Efficient Function Orchestration for Large Language Models
Xiaoxia Liu, Peng Di, Cong Li, Jun Sun, Jingyi Wang
TL;DR
Efficient Function Orchestration for Large Language Models addresses the inefficiency of sequential function calling by introducing LLMOrch, a framework that leverages def-use data-relations and mutual-exclusion control-relations to orchestrate parallel function calls. It decouples query translation, relation discovery, and execution scheduling, enabling processor-aware, fault-tolerant parallelism for IO- and compute-intensive tasks. Across diverse benchmarks and real-world scenarios, LLMOrch achieves competitive or superior latency speedups while reducing token costs and maintaining accuracy, with performance scaling roughly linearly with the number of processors. By presenting a principled FRG-based approach and explicit error-recovery mechanisms, the work offers a practical, open-source solution for reliable, scalable LLM-driven software orchestration.
Abstract
Function calling is a fundamental capability of today's large language models, but sequential function calling posed efficiency problems. Recent studies have proposed to request function calls with parallelism support in order to alleviate this issue. However, they either delegate the concurrent function calls to users for execution which are conversely executed sequentially, or overlook the relations among various function calls, rending limited efficiency. This paper introduces LLMOrch, an advanced framework for automated, parallel function calling in large language models.

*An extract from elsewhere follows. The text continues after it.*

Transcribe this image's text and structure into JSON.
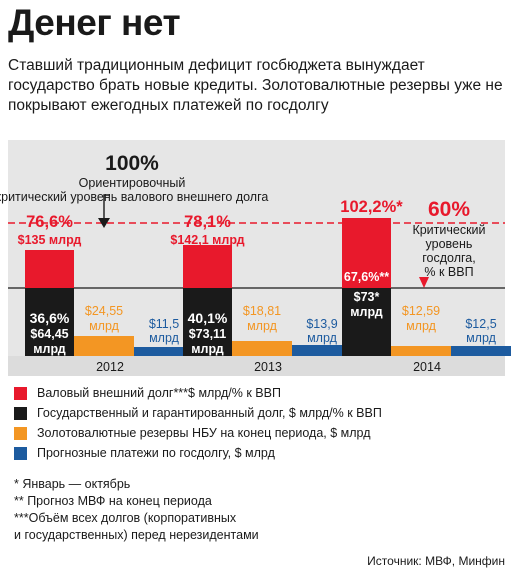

The key principle behind LLMOrch is to identify an available processor to execute a function call while preventing any single processor from becoming overburdened. To this end, LLMOrch models the data relations (i.e., def-use) among different function calls and coordinates their executions by their control relations (i.e., mutual-exclusion) as well as the working status of the underlying processors. When comparing with state-of-the-art techniques, LLMOrch demonstrated comparable efficiency improvements in orchestrating I/O-intensive functions, while significantly outperforming (2$\times$) them with compute-intensive functions. LLMOrch's performance even showed a linear correlation to the number of allocated processors. We believe that these results highlight the potential of LLMOrch as an efficient solution for parallel function orchestration in the context of large language models.